Posted by: Neil Jacobs
Opportunity to help make HILT’s terminology services useful in your information service
The JISC -funded HILT project is looking to make contact with staff in information services or projects interested in helping it test and refine its developing terminology services. The project is currently working to create pilot web services that will deliver machine-readable terminology and cross-terminology mappings data likely to be useful to information services wishing to extend or enhance the efficacy of their subject search or browse services. Based on SRW/U , SOAP , and SKOS , the HILT facilities, when fully operational, will permit such services to improve their own subject search and browse mechanisms by using HILT data in a fashion transparent to their users. On request, HILT will serve up machine-processable data on individual subject schemes (broader terms, narrower terms, hierarchy information, preferred and non-preferred terms, and so on) and interoperability data (usually intellectual or automated mappings between schemes, but the architecture allows for the use of other methods) – data that can be used to enhance user services. The project is also developing an associated toolkit that will help service technical staff to embed HILT-related functionality into their services. The primary aim is to serve JISC funded information services or services at JISC institutions, but information services outside the JISC domain may also find the proposed services useful and wish to participate in the test and refine process.
Although the primary focus of the work is to improve interoperability during cross-search or browse by subject, the facilities offered can also be used for other purposes.
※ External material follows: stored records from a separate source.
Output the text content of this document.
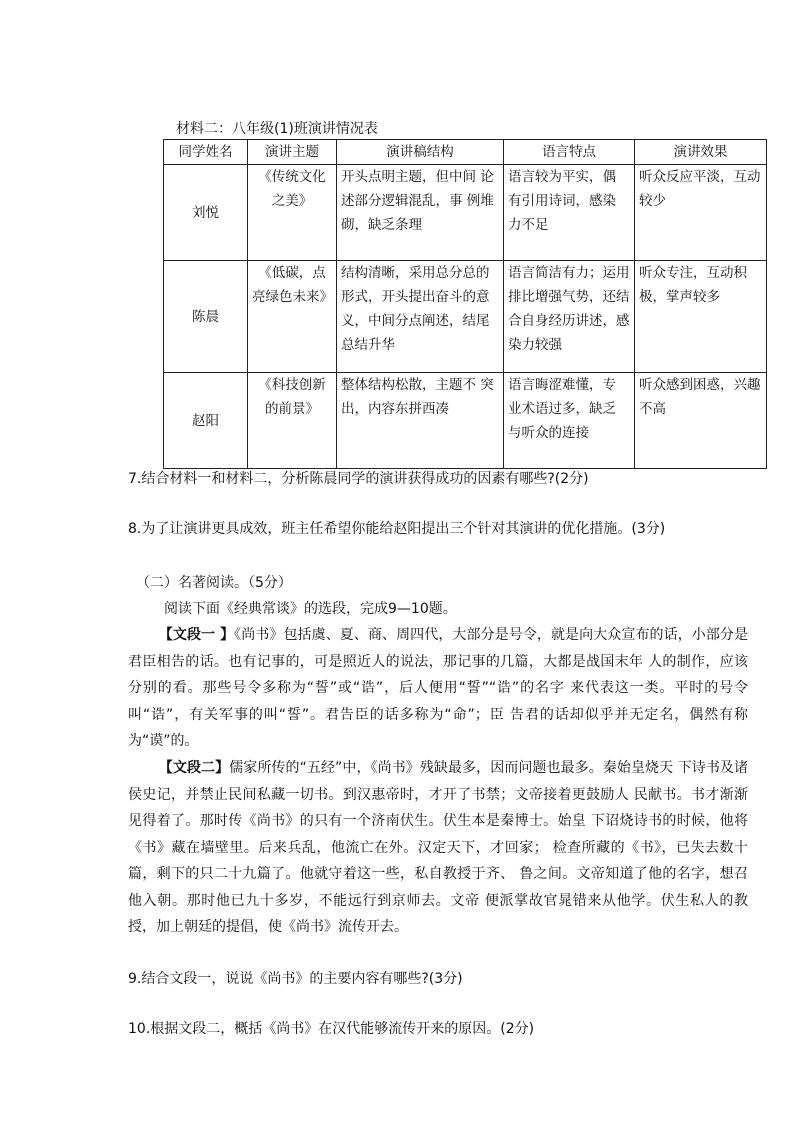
材料二：八年级(1)班演讲情况表
同学姓名	演讲主题	演讲稿结构	语言特点	演讲效果
刘悦	《传统文化之美》	开头点明主题，但中间 论述部分逻辑混乱，事 例堆砌，缺乏条理	语言较为平实，偶 有引用诗词，感染 力不足	听众反应平淡，互动较少
陈晨	《低碳，点亮绿色未来》	结构清晰，采用总分总的形式，开头提出奋斗的意义，中间分点阐述，结尾总结升华	语言简洁有力；运用排比增强气势，还结合自身经历讲述，感染力较强	听众专注，互动积极，掌声较多
赵阳	《科技创新的前景》	整体结构松散，主题不 突出，内容东拼西凑	语言晦涩难懂，专 业术语过多，缺乏 与听众的连接	听众感到困惑，兴趣不高
7.结合材料一和材料二，分析陈晨同学的演讲获得成功的因素有哪些?(2分)
8.为了让演讲更具成效，班主任希望你能给赵阳提出三个针对其演讲的优化措施。(3分)
（二）名著阅读。（5分）
阅读下面《经典常谈》的选段，完成9—10题。

【文段一 】《尚书》包括虞、夏、商、周四代，大部分是号令，就是向大众宣布的话，小部分是君臣相告的话。也有记事的，可是照近人的说法，那记事的几篇，大都是战国末年 人的制作，应该分别的看。那些号令多称为“誓”或“诰”，后人便用“誓”“诰”的名字 来代表这一类。平时的号令叫“诰”，有关军事的叫“誓”。君告臣的话多称为“命”；臣 告君的话却似乎并无定名，偶然有称为“谟”的。

【文段二】儒家所传的“五经”中，《尚书》残缺最多，因而问题也最多。秦始皇烧天 下诗书及诸侯史记，并禁止民间私藏一切书。到汉惠帝时，才开了书禁；文帝接着更鼓励人 民献书。书才渐渐见得着了。那时传《尚书》的只有一个济南伏生。伏生本是秦博士。始皇 下诏烧诗书的时候，他将《书》藏在墙壁里。后来兵乱，他流亡在外。汉定天下，才回家； 检查所藏的《书》，已失去数十篇，剩下的只二十九篇了。他就守着这一些，私自教授于齐、 鲁之间。文帝知道了他的名字，想召他入朝。那时他已九十多岁，不能远行到京师去。文帝 便派掌故官晁错来从他学。伏生私人的教授，加上朝廷的提倡，使《尚书》流传开去。

9.结合文段一，说说《尚书》的主要内容有哪些?(3分)
10.根据文段二，概括《尚书》在汉代能够流传开来的原因。(2分)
Examples of possible uses include:
- Providing the best terms for a subject search in a remote service that uses a subject scheme unfamiliar to ‘home service’ users. HILT currently has the following KOS mounted and available: AAT, CAB, GCMD, HASSET, IPSV, LCSH, MeSH, NMR, SCAS, UNESCO, and DDC.
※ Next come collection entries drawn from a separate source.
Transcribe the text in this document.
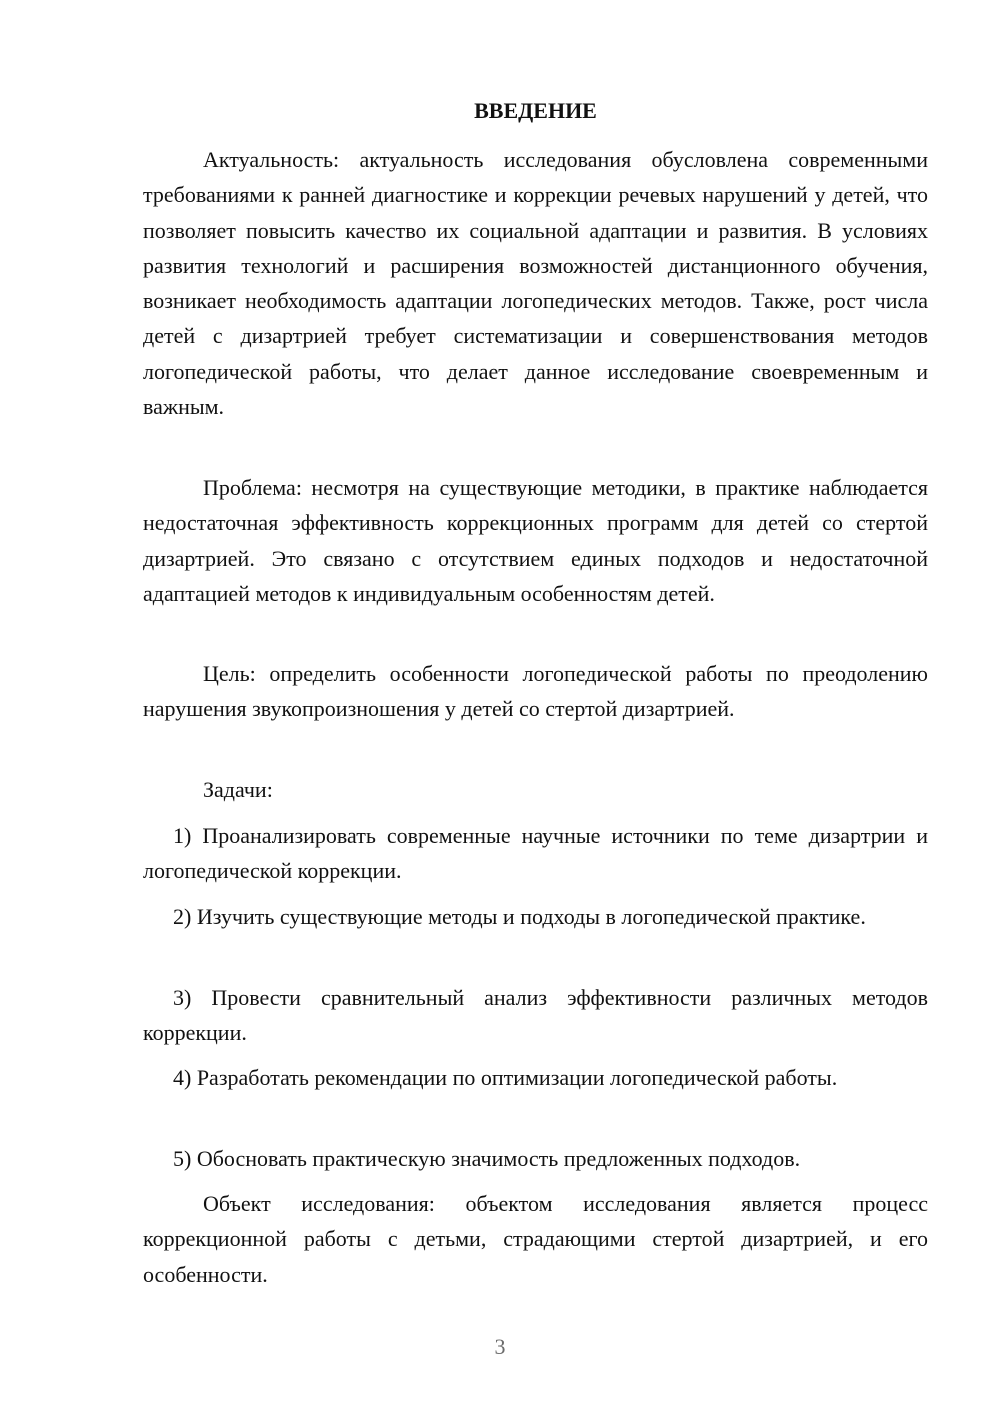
ВВЕДЕНИЕ

Актуальность: актуальность исследования обусловлена современными требованиями к ранней диагностике и коррекции речевых нарушений у детей, что позволяет повысить качество их социальной адаптации и развития. В условиях развития технологий и расширения возможностей дистанционного обучения, возникает необходимость адаптации логопедических методов. Также, рост числа детей с дизартрией требует систематизации и совершенствования методов логопедической работы, что делает данное исследование своевременным и важным.

Проблема: несмотря на существующие методики, в практике наблюдается недостаточная эффективность коррекционных программ для детей со стертой дизартрией. Это связано с отсутствием единых подходов и недостаточной адаптацией методов к индивидуальным особенностям детей.

Цель: определить особенности логопедической работы по преодолению нарушения звукопроизношения у детей со стертой дизартрией.

Задачи:

1) Проанализировать современные научные источники по теме дизартрии и логопедической коррекции.

2) Изучить существующие методы и подходы в логопедической практике.

3) Провести сравнительный анализ эффективности различных методов коррекции.

4) Разработать рекомендации по оптимизации логопедической работы.

5) Обосновать практическую значимость предложенных подходов.

Объект исследования: объектом исследования является процесс коррекционной работы с детьми, страдающими стертой дизартрией, и его особенности.

3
- Improving recall in a subject search of one or more databases by enriching the set of terms known to a user by providing synonyms and related terms.
- Generating an interactive browse structure where a scheme is arranged hierarchically.
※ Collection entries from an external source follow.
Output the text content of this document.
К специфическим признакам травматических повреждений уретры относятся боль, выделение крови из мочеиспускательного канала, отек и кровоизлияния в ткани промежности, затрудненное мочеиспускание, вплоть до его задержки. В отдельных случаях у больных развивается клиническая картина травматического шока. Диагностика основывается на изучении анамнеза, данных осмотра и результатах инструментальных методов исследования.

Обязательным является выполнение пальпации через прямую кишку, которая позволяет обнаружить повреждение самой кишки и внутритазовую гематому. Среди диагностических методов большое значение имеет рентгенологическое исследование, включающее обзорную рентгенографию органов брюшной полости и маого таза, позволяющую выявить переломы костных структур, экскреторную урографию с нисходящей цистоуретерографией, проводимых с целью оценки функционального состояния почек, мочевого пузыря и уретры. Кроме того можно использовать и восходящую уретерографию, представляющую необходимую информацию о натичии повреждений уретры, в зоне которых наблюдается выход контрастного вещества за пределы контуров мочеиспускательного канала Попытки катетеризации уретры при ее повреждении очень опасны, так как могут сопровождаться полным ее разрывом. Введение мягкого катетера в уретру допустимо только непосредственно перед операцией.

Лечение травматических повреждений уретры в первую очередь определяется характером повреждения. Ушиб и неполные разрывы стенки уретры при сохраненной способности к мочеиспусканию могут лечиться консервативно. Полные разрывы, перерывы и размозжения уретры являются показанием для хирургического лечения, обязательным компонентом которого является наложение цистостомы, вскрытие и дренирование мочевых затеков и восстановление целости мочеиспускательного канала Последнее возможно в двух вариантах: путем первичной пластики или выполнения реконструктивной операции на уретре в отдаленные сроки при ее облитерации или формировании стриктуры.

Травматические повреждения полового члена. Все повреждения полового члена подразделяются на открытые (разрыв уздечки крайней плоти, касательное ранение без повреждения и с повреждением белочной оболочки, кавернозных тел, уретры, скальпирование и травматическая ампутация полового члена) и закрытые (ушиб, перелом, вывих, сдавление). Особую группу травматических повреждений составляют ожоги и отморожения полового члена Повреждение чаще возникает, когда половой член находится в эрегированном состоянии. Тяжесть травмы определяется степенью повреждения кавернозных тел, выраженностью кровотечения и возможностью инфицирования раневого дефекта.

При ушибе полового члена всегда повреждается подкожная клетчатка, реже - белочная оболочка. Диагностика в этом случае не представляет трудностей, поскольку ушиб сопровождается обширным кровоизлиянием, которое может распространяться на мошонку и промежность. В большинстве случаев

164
- Taking a user’s subject term and using it to identify available information services with subject coverage relevant to the query via collections and/or services databases such as IESR and SCONE
The project is also looking to test other associated facilities it intends to offer for embedding in JISC or institutional information services – for example a spell-check mechanism and machine to machine delivery of Wordnet data.
The test and refine process is likely to begin towards the end of March 2008 and continue for at least six months beyond that. Individuals or services interested in participating, should begin by joining the HILT-Collaborators email list at http://www.jiscmail.ac.uk/cgi-bin/webadmin?SUBED1=hilt-collaborators&A=1 .
Note that, at this stage, both the facilities and the subject schemes are only being made available for testing purposes – to allow services to help us test and refine them (and, in time, evaluate their usefulness). They cannot and should not be built into operational services.